In an actual direct democracy, the people would vote on the actual policy details, not vague generalizations only if and when it seemed likely to serve the political strategy of the ruling officials.


In any democracy, most people ultimately vote on what's put in front of them by somebody else. It can just as well be "vague generalizations".


In a direct democracy it can't be vague generalizations that the actual rulers, who are distinct from the electorate, get to choose whether and how to apply and whether or not the electorate can reconsider it, because if there are actual rulers distinct from the electorate it's not a direct democracy.

Brexit is not a failure of direct democracy.


There is no pure direct democracy at scale. You're still going to delegate authority to people doing things, and rely on their expert opinions when it comes to what to vote on.

But in any case, in a direct democracy, if enough people want to vote on something, they can, regardless of how stupid it is. That would include Brexit etc.


How does a democracy (or any governance system backed by public will) survive if there is a 50/50 split in public will ?


If that split is over something with no middle ground, that every person considers more important than everything else put together (including survival of the democracy), then it quite simply doesn't.

Otherwise, if it's to survive, it does so by compromise, tradeoffs, bargaining, and leaving many people at least a little unhappy but not enough people unhappy enough to dismantle the system.


You can come up with this, and yet not know what populism means?

Here, Wikipedia has a decently long article on it[0] to get you up to speed.

When you're done reading, maybe you can stop prevaricating in this thread and just state whatever case you're trying to make.

[0]https://en.wikipedia.org/wiki/Populism


> What most of us want when we say we want to live in a democracy is not a true (absolute) democracy, but a limited democracy. We want a democracy within limits.

I've noticed people tend to draw the line at "too much democracy" when it starts doing what they don't want it to, and they draw the line of "not enough democracy" when it doesn't do what they want it to do.


What if the 99% want to take away the right of the 1% to own over a certain amount of wealth?

That seems like an even mobbier mob than a 51%. At some point, though, you'd figure the numbers alone grant the political fiat to turn the "mob" into the "people". Otherwise, that's one quite "limited" democracy. But, if so, I wonder what the magical ratio is.


That's mostly a theoretical concern. The 1% tends to play off half of the proles against the other half.

Alternatively, they introduce an involatile shared fiction into the public conscious, that justifies their position - such as the divine right of kings, or the sanctity of the feudal contract.


> Alternatively, they introduce an involatile shared fiction into the public conscious, that justifies their position

Like democracy=good, populism=bad ?


from google define: "a political approach that strives to appeal to ordinary people who feel that their concerns are disregarded by established elite groups."

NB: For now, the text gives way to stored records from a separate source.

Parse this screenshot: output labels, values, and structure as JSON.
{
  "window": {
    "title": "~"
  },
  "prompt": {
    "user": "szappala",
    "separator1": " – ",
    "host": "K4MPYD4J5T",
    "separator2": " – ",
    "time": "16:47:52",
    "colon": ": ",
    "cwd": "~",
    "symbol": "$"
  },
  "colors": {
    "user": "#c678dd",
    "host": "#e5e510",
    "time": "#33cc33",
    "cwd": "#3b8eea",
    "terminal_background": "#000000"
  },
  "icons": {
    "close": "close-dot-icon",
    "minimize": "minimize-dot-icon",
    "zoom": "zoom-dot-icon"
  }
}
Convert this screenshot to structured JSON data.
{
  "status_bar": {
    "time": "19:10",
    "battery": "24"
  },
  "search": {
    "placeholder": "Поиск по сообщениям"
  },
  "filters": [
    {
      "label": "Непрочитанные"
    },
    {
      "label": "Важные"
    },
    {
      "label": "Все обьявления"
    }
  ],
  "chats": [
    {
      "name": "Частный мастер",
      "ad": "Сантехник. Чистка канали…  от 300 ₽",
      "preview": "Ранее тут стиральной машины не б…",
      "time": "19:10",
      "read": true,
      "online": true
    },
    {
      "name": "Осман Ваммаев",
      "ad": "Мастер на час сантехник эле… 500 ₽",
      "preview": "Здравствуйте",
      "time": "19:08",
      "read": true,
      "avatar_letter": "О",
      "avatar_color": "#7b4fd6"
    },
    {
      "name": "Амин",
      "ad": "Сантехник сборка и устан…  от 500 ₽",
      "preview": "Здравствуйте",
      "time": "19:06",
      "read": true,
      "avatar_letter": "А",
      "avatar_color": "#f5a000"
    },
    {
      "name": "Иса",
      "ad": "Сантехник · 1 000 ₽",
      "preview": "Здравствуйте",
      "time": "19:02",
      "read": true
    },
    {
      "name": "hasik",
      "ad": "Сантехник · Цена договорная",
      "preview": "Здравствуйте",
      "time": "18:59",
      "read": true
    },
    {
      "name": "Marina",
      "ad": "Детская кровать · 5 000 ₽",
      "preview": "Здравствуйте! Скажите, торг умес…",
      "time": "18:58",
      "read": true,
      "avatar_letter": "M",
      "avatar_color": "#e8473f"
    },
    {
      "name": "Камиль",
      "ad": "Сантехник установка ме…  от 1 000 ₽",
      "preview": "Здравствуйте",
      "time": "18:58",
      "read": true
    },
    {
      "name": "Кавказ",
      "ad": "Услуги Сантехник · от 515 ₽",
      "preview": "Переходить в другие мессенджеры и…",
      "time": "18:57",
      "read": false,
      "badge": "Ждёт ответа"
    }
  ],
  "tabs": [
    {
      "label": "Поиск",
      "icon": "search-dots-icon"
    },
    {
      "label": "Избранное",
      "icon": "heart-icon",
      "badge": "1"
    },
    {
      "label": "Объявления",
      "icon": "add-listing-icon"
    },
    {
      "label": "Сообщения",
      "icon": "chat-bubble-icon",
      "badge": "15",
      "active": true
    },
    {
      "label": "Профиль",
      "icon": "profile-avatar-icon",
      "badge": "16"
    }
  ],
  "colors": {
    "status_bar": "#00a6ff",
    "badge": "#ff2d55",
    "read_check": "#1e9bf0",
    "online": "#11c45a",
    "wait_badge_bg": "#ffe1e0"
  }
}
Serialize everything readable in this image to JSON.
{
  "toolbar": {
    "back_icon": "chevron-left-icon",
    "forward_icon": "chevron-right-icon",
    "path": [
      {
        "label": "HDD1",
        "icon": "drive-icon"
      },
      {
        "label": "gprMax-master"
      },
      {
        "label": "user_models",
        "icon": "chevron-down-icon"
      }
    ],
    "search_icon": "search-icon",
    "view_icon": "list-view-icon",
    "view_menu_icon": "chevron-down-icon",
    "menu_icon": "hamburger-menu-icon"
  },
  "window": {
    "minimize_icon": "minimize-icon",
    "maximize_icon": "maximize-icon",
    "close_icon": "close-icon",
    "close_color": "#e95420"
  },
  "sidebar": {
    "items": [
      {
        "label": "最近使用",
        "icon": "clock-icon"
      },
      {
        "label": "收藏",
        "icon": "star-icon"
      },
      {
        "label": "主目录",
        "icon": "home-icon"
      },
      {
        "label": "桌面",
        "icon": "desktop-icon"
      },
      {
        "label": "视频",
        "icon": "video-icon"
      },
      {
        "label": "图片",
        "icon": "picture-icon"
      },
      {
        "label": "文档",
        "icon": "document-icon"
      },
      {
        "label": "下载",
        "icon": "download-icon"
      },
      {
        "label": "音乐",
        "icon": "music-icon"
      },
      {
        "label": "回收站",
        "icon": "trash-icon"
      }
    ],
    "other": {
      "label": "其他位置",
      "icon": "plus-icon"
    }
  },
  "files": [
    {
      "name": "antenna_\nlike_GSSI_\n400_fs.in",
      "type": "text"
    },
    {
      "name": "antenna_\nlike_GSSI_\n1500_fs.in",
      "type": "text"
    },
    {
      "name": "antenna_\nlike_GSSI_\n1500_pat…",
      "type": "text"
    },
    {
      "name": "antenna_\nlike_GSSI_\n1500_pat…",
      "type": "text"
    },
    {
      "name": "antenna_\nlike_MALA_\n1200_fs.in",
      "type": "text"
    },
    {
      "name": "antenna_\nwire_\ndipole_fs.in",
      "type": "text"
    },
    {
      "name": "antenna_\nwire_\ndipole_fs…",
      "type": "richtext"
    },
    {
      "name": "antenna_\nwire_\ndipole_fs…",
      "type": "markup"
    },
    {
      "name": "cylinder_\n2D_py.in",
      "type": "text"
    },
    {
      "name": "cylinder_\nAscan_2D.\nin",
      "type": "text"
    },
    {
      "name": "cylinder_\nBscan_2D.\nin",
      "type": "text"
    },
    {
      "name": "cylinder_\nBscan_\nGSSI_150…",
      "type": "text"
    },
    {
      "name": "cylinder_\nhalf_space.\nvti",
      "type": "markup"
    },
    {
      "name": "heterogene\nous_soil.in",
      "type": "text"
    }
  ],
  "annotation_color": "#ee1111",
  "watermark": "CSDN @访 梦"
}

There's difference between appeals to certain groups vs. what is in the best interests of certain groups. No doubt Patricia is saying that those with populist tendencies also have a tendency to weakening democratic institutions.


Yes it is a threat. Consider Hitler - democratically elected and serving the wants of the majority. Subsequently he dismantled the democratic institutions and sent millions to their deaths.

Democracy, in the modern sense of the word, isn't the unrestrained rule of the mob, it's a system of checks and balances that represent interests of various groups of people in order to make a more perfect union.


Wow, that was quick.


When the subject matter involves autocrats and populism godwinson's rule applies a bit less since hitler is directly within the discussion.


> When the subject matter involves autocrats and populism godwinson's rule applies a bit less

No, it’s just less surprising of a finding in that case. Remember Godwin's Law is: “As an online discussion grows longer, the probability of a comparison involving Nazis or Hitler approaches 1”.


At what point would you consider a comparison to or analogy using Hitler to be appropriate?